The release builds natural language extensions into Voice Server and Voice Application Access to provide context in conversation so that a customer asking for a stock quote, for example, could also buy that stock without having to restate the stocks name a second time. Voice Server also has added Korean and Dutch to its stable of 18 supported languages.
Cepstral LLC, of Pittsburgh, is expanding its base of voices for text-to-speech this week by introducing two French Canadian ones, the male Jean-Pierre and the female Isabelle, and two playful U.S English voices, Damien and Duchess, said Chief Technology Officer and Co-Founder Kevin Lenzo. Cepstral specializes in creating voices for text-to-speech systems, particularly for running on smaller devices such as handhelds and smart phones with lower memory and processing requirements. The company expects to launch at least one new voice per quarter and to focus on North American voices, Lenzo said.
Cepstral also will be announcing the latest version of its voice engine, Theta 2.4. It will include improved voices, better support for markup languages for more natural sounding pronunciation of addresses, updated lexicons and new APIs including support for Microsofts Speech Application Programming Interface (SAPI).

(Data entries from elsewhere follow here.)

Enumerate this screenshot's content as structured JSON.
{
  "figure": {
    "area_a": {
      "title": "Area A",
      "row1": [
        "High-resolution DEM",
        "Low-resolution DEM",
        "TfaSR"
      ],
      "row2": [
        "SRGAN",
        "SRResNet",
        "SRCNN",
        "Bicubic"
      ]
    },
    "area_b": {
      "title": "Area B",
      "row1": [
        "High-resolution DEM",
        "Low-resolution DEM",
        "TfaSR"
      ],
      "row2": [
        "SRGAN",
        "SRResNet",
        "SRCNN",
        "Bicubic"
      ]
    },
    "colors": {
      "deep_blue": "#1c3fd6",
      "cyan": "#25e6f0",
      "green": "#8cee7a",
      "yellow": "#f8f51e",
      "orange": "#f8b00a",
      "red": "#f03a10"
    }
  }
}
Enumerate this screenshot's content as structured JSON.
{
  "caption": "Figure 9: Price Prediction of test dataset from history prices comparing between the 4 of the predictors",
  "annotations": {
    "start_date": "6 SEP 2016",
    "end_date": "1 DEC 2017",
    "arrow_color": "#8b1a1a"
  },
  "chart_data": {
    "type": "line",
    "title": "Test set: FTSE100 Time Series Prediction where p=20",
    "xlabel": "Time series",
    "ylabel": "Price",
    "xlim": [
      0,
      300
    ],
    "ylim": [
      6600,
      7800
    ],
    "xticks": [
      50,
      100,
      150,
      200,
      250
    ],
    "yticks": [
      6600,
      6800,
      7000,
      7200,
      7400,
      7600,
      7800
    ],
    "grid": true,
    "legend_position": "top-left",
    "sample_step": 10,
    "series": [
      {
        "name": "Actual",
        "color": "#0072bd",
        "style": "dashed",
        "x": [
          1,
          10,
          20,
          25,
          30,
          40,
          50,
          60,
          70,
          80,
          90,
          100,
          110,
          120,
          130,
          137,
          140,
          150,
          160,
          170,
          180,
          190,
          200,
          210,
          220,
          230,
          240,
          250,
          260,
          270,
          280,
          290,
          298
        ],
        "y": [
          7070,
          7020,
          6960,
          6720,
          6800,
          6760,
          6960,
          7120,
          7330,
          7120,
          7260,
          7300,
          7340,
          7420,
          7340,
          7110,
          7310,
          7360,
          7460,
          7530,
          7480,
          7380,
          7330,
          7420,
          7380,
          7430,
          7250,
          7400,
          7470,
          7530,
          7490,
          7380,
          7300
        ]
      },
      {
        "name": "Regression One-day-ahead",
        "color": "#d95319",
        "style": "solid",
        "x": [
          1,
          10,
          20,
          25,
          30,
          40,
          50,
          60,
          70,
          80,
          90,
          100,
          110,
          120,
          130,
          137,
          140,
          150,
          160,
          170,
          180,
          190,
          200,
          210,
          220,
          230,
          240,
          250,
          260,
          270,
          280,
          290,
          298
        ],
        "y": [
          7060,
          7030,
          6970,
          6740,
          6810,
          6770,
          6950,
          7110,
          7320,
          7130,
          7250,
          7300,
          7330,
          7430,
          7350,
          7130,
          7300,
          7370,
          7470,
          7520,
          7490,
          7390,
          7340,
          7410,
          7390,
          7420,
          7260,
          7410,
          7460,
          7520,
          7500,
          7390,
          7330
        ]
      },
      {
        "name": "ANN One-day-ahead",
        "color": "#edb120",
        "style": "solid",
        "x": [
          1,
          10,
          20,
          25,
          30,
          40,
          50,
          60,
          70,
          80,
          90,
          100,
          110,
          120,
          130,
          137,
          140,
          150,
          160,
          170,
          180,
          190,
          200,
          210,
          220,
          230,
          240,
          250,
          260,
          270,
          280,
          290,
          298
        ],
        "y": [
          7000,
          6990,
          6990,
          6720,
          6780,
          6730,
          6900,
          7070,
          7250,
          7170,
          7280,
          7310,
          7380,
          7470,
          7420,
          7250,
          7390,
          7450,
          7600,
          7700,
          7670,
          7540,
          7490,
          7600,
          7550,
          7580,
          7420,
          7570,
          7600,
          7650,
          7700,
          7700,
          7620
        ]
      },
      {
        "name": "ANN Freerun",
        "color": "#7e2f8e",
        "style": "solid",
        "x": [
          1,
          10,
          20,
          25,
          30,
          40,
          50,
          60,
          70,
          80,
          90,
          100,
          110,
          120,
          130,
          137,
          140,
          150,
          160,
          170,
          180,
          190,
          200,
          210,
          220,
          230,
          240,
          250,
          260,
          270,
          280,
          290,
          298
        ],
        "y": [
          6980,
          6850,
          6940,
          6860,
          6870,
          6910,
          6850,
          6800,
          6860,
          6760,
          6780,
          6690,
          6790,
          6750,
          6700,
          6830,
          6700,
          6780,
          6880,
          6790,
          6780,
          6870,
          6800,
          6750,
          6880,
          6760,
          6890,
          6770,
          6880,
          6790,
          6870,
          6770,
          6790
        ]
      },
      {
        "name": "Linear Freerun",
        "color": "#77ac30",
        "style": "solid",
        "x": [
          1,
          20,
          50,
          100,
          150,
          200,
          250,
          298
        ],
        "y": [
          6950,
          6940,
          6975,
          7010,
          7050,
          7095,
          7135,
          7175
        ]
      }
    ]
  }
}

Speech recognition vendor LumenVox LLC, of San Diego, this week is launching Version 4.0 of its Speech Driven Information System and Speech Recognition Engine. LumenVox is adding VoiceXML export capabilities to its Speech Driven Information System so an application can be ported to a VoiceXML file for Web accessibility. The latest version of the software also has improved client/server functionality and new support for Spanish, among other features, the company said. In addition, the Speech Recognition Engine adds support for Spanish as well as improved performance and support for the a-law 8-kilohertz audio format.